We can’t effect change on the court. We can’t effect change in coaching style. We can’t effect change in the front office. We get to sit back and watch as a once proud franchise slips into disgrace.

It’s no secret that I am totally disgusted with the job John Paxson and Gar Forman have done building this team. I find them duplicitous, short-sighted, and petty. They have done a good job drafting talented players and freeing up salary cap space, but they do not evaluate players well at the professional level, they consistently get fleeced by other teams in trades resulting in the diminishing talent level of the Bulls players, and they have consistently failed to sign Super Star free agents in their prime.
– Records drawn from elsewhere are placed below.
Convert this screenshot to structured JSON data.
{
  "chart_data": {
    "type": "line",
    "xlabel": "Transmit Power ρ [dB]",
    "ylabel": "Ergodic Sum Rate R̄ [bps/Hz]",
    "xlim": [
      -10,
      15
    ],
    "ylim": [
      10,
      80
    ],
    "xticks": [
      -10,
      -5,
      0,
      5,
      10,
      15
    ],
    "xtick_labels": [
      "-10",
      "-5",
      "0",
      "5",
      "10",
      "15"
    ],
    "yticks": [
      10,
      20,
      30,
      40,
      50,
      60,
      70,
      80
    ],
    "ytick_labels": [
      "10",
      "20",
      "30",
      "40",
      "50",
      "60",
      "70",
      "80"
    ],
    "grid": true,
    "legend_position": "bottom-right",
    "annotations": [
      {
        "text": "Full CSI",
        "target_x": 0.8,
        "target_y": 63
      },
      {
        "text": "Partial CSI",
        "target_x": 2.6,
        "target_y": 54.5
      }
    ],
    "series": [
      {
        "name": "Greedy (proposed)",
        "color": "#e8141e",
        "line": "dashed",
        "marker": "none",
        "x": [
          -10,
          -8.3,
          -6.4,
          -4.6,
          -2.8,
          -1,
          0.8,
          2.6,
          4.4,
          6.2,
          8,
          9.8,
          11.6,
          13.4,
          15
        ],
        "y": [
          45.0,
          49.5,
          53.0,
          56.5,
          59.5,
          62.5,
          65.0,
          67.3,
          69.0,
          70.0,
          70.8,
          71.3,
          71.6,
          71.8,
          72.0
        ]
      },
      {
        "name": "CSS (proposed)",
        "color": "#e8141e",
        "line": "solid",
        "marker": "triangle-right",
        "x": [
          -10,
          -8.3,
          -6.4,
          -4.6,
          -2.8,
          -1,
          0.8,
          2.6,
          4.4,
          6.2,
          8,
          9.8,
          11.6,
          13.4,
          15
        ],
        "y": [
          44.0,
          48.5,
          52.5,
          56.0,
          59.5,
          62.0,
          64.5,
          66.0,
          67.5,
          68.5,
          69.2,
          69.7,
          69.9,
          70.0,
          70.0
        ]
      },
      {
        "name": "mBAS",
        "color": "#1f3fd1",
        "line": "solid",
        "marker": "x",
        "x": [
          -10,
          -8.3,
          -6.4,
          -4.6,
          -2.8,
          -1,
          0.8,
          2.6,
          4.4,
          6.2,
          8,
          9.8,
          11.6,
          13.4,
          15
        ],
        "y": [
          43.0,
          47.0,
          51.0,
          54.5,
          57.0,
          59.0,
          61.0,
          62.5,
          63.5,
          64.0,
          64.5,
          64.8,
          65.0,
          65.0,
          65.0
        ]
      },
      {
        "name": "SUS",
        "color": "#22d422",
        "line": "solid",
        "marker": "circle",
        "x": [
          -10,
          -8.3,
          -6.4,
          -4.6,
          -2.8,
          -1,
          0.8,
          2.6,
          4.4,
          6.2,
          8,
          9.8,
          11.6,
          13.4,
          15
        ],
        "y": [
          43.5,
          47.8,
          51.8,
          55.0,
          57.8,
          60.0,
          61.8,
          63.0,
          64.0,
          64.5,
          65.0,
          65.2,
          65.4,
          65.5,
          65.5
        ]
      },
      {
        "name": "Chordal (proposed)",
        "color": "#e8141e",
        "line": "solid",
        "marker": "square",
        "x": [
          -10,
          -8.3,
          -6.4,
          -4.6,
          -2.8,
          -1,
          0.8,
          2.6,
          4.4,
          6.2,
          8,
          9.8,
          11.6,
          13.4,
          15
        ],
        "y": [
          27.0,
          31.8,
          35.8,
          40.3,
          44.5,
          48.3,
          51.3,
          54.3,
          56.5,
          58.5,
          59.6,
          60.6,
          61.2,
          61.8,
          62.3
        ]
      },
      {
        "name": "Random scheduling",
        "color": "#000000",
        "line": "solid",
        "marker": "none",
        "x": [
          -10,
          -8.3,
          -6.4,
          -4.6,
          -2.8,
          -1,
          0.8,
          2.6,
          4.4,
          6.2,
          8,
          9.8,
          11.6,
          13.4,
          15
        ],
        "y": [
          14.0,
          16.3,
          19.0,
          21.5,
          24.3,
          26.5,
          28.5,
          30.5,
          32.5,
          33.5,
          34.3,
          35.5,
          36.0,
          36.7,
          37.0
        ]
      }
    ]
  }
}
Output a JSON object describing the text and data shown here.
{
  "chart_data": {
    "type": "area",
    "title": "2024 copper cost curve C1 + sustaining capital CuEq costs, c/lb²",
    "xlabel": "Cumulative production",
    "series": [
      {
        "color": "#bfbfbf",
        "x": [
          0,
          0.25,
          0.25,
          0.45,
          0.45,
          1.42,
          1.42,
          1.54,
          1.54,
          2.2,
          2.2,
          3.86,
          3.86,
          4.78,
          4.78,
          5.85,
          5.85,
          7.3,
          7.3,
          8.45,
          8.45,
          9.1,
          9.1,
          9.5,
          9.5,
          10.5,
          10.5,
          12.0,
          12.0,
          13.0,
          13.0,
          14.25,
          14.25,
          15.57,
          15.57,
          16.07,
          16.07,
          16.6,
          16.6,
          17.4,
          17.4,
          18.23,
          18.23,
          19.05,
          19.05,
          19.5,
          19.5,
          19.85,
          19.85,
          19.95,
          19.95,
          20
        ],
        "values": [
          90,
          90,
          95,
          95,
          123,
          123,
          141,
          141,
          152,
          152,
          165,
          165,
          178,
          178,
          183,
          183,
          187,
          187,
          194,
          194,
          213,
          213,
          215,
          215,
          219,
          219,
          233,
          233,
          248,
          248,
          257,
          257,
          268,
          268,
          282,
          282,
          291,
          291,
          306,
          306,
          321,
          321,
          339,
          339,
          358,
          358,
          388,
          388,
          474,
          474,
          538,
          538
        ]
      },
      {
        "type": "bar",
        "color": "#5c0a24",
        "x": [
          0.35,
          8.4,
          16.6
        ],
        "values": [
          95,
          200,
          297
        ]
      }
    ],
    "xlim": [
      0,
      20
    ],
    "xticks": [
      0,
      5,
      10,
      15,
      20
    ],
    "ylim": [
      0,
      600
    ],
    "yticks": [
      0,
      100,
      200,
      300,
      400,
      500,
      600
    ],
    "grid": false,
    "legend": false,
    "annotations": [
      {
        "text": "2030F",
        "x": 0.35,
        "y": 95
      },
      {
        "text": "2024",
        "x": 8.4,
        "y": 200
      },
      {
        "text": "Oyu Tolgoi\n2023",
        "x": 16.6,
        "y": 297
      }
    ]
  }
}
I had been planning on writing about the so-called “Culture” of the Chicago Bulls, but Ricky O’Donnell of SBNation’s blogabull.com beat me to the punch. If you want to read a great piece detailing the Chicago Bulls actual culture, I suggest giving his article, John Paxson spent 15 years building the NBA’s worst culture…, a nice long read. It’s the perfect flamethrower of an article that soothed this crusty, anti-establishment bloggers soul.

 

Next up for the Bulls: The Orlando Magic in Mexico City. This is a winnable game people! Thanks for reading, and Go Bulls!